MF – Completamente. Se há normas que dizem que o tratamento de uma patologia é feita de uma certa maneira, se há uma alteração, então se tem justificação é dado o medicamento. Acabou foi a conversa de cada um gastar o que lhe apetecia. Há normas concretas em relação a toda a gente. Inicialmente houve uma reação porque se estava a mexer em interesses diferentes e a pôr fim aos gastos excessivos. Veja o que aconteceu na urgência quando optámos pela prescrição online em unidose. O doente levava os comprimidos necessários a preço de custo do hospital. Não se percebe as declarações de colegas a dizer que a medicação era insegura. Porquê? O mesmo medicamento trata o doente dentro do hospital e à porta perdeu o seu efeito? Perdeu o efeito talvez outros interesses privados. Talvez não tenha havido a capacidade de haver um congresso aqui e acolá… talvez acabassem com esse tipo de convites porque a influência direta de prescrever abertamente se calhar não dava para ir a Nova Iorque, mas a um lugarzinho mais próximo. O medicamento é que não perde o efeito. Mesmo quando as farmácias começaram a protestar, tenho de dar a palmatória e reconhecer aqui a boa iniciativa do senhor secretário, de pedir ao Infarmed uma auditoria. Os 2 inspetores externos que passaram a pente fino as farmácias deram-nos os parabéns dizendo que não imaginavam que tínhamos as coisas tão seguras e eficazes e disseram-se embaixadores do nosso sistema a nível nacional. Mas isso não se publicita porque não interessa.

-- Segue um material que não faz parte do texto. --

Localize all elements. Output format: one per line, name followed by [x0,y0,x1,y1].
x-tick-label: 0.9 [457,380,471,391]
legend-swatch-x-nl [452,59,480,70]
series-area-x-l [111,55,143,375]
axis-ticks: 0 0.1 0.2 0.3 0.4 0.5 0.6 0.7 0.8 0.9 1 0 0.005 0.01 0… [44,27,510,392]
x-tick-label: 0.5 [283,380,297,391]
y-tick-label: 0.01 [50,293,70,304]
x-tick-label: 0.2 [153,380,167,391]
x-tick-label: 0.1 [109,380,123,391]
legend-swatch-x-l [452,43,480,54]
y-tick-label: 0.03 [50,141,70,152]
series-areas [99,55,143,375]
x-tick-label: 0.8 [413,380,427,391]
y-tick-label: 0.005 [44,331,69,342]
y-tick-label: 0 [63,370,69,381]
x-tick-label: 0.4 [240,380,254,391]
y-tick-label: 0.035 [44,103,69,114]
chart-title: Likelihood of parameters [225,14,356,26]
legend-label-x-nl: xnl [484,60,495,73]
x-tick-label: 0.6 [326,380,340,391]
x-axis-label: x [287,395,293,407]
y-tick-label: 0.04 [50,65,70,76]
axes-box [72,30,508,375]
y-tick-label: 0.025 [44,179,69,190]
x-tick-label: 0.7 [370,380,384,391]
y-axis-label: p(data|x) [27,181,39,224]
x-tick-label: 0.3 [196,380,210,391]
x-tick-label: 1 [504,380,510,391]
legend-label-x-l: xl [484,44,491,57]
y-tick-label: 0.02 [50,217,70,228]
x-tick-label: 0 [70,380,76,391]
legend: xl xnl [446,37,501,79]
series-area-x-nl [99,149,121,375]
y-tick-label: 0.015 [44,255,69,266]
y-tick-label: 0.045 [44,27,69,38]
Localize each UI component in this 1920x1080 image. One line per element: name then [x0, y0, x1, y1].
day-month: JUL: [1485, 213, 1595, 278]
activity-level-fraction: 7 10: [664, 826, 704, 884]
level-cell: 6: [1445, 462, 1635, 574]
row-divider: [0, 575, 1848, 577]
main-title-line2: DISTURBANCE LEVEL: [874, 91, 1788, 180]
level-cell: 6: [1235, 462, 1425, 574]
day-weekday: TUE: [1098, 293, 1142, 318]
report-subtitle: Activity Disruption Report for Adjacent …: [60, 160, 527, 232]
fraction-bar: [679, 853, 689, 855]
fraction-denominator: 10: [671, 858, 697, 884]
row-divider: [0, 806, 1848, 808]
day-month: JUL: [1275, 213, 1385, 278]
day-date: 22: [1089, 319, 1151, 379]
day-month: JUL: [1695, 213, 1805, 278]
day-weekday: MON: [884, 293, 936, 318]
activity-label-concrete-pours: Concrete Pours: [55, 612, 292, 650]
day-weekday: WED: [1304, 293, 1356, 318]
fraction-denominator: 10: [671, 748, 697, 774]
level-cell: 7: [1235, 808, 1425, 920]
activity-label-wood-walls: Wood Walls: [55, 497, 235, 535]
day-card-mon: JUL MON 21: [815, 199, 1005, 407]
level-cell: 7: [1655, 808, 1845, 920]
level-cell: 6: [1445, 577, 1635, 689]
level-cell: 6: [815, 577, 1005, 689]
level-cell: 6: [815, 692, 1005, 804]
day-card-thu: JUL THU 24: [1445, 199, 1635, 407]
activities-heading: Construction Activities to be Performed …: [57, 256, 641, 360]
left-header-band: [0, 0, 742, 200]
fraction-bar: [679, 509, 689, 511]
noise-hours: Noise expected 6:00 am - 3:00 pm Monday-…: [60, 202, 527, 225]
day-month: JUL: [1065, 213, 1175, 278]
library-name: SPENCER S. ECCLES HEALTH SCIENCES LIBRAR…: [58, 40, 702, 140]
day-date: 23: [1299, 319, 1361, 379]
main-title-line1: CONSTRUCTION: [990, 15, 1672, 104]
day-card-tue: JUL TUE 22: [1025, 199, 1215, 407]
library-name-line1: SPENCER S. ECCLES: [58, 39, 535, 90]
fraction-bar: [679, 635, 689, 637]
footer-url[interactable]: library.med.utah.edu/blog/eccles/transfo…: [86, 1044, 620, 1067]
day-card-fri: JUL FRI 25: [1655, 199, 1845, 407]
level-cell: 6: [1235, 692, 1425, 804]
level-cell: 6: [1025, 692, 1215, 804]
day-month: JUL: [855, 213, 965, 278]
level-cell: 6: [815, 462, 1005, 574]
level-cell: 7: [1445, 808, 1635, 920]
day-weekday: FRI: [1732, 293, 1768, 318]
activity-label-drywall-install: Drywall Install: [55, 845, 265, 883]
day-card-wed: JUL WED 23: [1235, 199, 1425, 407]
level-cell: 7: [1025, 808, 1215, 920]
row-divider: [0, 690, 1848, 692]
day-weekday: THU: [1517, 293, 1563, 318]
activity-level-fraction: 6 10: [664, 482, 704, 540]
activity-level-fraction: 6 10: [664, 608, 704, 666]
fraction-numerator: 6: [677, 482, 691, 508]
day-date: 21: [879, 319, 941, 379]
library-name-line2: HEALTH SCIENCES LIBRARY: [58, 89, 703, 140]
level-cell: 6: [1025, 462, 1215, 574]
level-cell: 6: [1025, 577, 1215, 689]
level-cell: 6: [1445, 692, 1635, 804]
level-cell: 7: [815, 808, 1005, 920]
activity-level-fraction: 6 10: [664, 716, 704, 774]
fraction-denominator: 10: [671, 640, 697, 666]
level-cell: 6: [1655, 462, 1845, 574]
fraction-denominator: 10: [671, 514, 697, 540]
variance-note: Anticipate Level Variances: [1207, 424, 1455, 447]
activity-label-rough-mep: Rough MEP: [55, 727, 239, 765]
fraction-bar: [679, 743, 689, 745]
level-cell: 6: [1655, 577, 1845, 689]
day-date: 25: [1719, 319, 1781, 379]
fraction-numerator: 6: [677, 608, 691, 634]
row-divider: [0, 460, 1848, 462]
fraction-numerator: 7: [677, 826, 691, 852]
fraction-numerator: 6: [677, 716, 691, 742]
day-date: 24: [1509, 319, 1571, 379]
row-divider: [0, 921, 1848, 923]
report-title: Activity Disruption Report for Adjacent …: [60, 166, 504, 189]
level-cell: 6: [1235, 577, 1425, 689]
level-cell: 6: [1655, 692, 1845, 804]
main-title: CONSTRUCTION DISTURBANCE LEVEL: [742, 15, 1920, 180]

Foi o próprio Infarmed a reconhecer a segurança de todos os procedimentos e da medicação que se estava a dar a todos os doentes. Isto prova que há muitos interesses por detrás  das polémicas criadas, que foi denegrindo, através da comunicação social que não percebe nada destas coisas, e criando um ambiente desfavorável. Mas a população nunca esteve tão protegida nem nunca teve tanta tecnologia e segurança no hospital como quando estávamos a trabalhar.

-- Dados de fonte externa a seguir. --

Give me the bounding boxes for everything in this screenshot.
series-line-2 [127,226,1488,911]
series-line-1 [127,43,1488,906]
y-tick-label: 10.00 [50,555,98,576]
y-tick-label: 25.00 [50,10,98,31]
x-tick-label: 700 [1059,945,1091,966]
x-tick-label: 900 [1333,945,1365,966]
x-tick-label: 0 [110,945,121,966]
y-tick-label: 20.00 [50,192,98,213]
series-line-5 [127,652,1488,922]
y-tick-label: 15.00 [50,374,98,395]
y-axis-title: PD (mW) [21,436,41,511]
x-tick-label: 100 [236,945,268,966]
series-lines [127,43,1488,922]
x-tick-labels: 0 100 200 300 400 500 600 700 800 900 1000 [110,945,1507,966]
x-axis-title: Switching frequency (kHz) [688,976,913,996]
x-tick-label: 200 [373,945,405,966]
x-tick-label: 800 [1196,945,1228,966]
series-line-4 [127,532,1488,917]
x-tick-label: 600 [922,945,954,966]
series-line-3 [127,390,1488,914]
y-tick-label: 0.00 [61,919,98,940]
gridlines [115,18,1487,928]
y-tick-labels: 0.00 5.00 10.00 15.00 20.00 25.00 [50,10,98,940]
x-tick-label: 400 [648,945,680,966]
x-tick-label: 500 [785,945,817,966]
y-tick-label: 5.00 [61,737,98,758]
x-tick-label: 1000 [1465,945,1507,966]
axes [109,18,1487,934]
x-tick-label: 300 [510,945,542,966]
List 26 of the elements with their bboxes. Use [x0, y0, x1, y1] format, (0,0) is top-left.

FN – E agora Dr. Miguel Ferreira ?

MF – Retomo as minhas funções na área de ginecologia com a maior naturalidade porque sei que os cargos valem o que valem.

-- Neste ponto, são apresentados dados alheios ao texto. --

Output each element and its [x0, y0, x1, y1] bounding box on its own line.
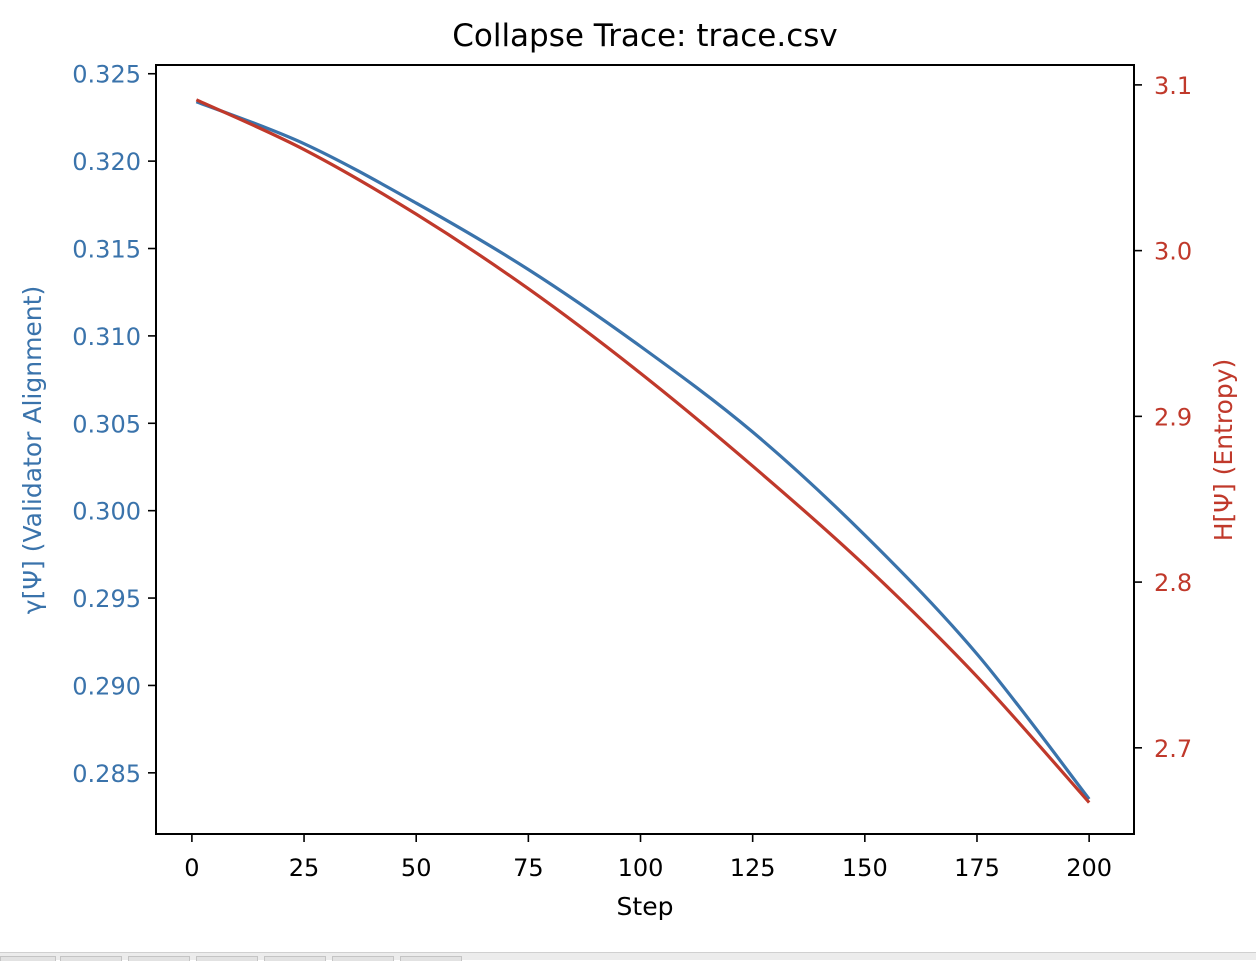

FN – Receia enfrentar os colegas? Tem tido alguma animosidade da parte dos seus pares, após ter sido afastado da direção clínica?

MF – Absolutamente nada. Tenho circulado como sempre circulei ao longo de todo o tempo, dentro do hospital. de forma calma e serena. É evidente que Deus nosso Senhor não agradou a gregos e troianos e também  não vou ser eu a agradar a todos. Há reuniões que deixei de fazer. Se faço reuniões com seis, tenho seis sentenças. Estávamos a manhã a discutir o sexo dos anjos. Eu falava com os colegas, estava muito atento, escutava os colegas e tomava decisões. Esta conversa do diálogo, diálogo, diálogo… Se há muita conversa não há trabalho. Eu mostrei que fiz imenso trabalho. Não tenho é tempo para conversas arrastadas porque é preciso trabalhar. Conversei e ouvi, a todos os níveis, os colegas, inclusive o pessoal que nunca teve visibilidade, mas depois decidia.

FN – Se voltasse atrás faria a mesma coisa?

MF – Faria. Aquilo que fizemos foi tentar dar resposta certinha e capaz e desenvolver o projeto da Universidade da Madeira porque iriamos ter uma qualidade de medicina acima do nível que temos agora. Tinha contactos para pôr a Madeira com uma capacidade técnica e científica que nada tem a ver com o que se passa cá. Faz-me pena porque é um projeto que não vejo ser seguido por quem está agora a gerir e não faço ideia de quem virá a seguir.